L’association emploie une formule très dure, celle d’un « âge de pierre » de l’intégration des femmes dans ces rédactions. Le mot peut heurter. Mais quand un milieu reste très loin de la parité générale de la profession, il cesse d’être un simple retard statistique.

Que dit l’écart avec l’ensemble du journalisme ?

Il dit d’abord qu’il ne s’agit pas d’un manque général de femmes journalistes. Puisque, dans l’ensemble du métier, près d’une personne sur deux est une femme, le problème est plus ciblé. Vous êtes face à un tri.

Et ce tri compte. Une rédaction sportive qui reste massivement masculine produit aussi des équipes déséquilibrées. Elle risque aussi de reconduire les mêmes angles, les mêmes réseaux, les mêmes codes de légitimité.

Là, la question n’est plus symbolique. Elle devient éditoriale.

24,6 % des rédactions sans aucune femme : le mot “mixité” devient alors bien généreux

Le chiffre le plus rude est peut-être celui-là : 24,6 % des rédactions sportives ne comptent aucune femme dans leurs effectifs. Pas peu. Aucune.

Dans près d’un quart des structures observées, la présence féminine est absente. On parle donc d’un plafond. Mais aussi de portes qui restent fermées d’emblée dans certaines rédactions.

Le chapô associé à ce constat parlait d’ailleurs de rédactions qui restent “exclusivement masculines”. Le terme est juste. Il rappelle qu’un secteur peut afficher des discours d’ouverture.

Tout en gardant, dans ses équipes, une composition d’un autre temps.

Cette absence pèse au-delà des personnes concernées. Si vous entrez dans un métier où des rédactions entières fonctionnent sans femmes, le message implicite est limpide. Votre place reste discutée avant même votre travail.

10 femmes sur 150 journalistes accrédités pour la Coupe du monde masculine 2026 : la vitrine confirme le retard

Les grands événements ont souvent la cruauté des révélateurs. Pour la Coupe du monde masculine 2026 en Amérique du Nord, 10 femmes figurent parmi les 150 journalistes français accrédités. Cela représente environ 6,7 %.

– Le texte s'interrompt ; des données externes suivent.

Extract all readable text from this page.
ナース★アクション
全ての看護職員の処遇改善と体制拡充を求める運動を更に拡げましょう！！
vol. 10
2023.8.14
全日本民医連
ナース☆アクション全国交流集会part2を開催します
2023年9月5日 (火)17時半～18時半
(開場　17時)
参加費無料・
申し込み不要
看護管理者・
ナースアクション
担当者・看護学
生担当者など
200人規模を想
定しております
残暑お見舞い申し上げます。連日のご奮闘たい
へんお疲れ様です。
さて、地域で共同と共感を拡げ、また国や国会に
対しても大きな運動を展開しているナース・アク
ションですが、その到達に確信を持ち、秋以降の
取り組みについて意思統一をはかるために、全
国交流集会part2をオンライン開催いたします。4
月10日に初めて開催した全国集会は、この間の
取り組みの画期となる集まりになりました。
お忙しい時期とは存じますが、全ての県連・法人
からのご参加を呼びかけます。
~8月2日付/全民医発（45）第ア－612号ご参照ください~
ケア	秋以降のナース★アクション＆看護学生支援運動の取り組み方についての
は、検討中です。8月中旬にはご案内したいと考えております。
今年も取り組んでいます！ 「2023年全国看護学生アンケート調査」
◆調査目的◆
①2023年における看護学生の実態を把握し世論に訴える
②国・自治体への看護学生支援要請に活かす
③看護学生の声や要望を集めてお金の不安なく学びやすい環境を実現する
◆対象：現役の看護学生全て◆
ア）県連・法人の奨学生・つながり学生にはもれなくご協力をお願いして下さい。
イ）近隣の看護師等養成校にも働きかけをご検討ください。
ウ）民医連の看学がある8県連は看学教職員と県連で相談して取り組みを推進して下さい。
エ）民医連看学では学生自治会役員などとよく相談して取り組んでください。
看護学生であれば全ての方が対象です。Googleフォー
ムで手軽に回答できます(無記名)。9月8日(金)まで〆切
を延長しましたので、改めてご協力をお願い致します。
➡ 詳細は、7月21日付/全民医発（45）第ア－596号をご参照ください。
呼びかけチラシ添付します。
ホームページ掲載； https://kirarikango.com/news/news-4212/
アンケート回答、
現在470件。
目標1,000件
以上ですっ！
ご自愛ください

Le contraste avec les 17 % mesurés dans les rédactions saute aux yeux. Les missions les plus visibles corrigent encore moins le tir. La vitrine paraît encore plus fermée que l’arrière-boutique.

Et la presse écrite va plus loin dans ce déséquilibre. Pour couvrir cet événement, il y aurait 2 femmes pour 80 hommes envoyés sur place, soit 2,5 %. Là, on ne parle plus d’un angle mort.

On parle d’une éviction massive des postes de visibilité.

Pourquoi ce chiffre pèse plus lourd qu’un simple tableau d’effectifs ?

Parce qu’une accréditation sur un tournoi de cette taille sert aussi à remplir une case dans un planning. Elle compte dans une carrière, dans la reconnaissance interne, dans l’accès aux réseaux, dans la signature des sujets qui pèsent. Les moments de prestige fabriquent aussi des hiérarchies durables.

Si les femmes restent quasi absentes de ces rendez-vous, elles restent aussi plus facilement à distance des positions qui décident ensuite qui couvre quoi. Qui gagne en visibilité et qui devient référence. Le cercle se referme vite.

30 % de femmes : l’objectif posé par l’association n’a rien d’extravagant

Face à ce tableau, l’association fixe un seuil : au moins 30 % de femmes dans les rédactions. Ce nombre n’a rien d’un cap maximal. Il ressemble plutôt à un minimum politique pour sortir d’une situation.

Où la présence féminine reste trop souvent décorative, ou trop rare pour peser vraiment.

Cet objectif paraît modeste au regard de la parité dans l’ensemble du journalisme. Et, Ce serait difficile de vous donner tort. Quand un milieu est à 17 %, demander 30 % revient déjà à réclamer une correction.

Pas une révolution.

Ce seuil a pourtant une force : il déplace le débat. Il ne s’agit plus seulement de constater une faiblesse ou d’aligner de bons principes. Il s’agit de fixer un niveau en dessous duquel la mixité ne peut plus être présentée comme acquise.

Le plus troublant n’est pas qu’un secteur reste en retard. Des milieux professionnels en connaissent d’autres. Le plus troublant, c’est qu’en 2025, après un premier état des lieux en 2022, certaines rédactions sportives restent sans femmes.

Et que la grande scène mondiale n’en montre presque pas davantage. Vous pouvez l’appeler inertie. Le mot juste, ici, ressemble plutôt à un refus de bouger assez vite.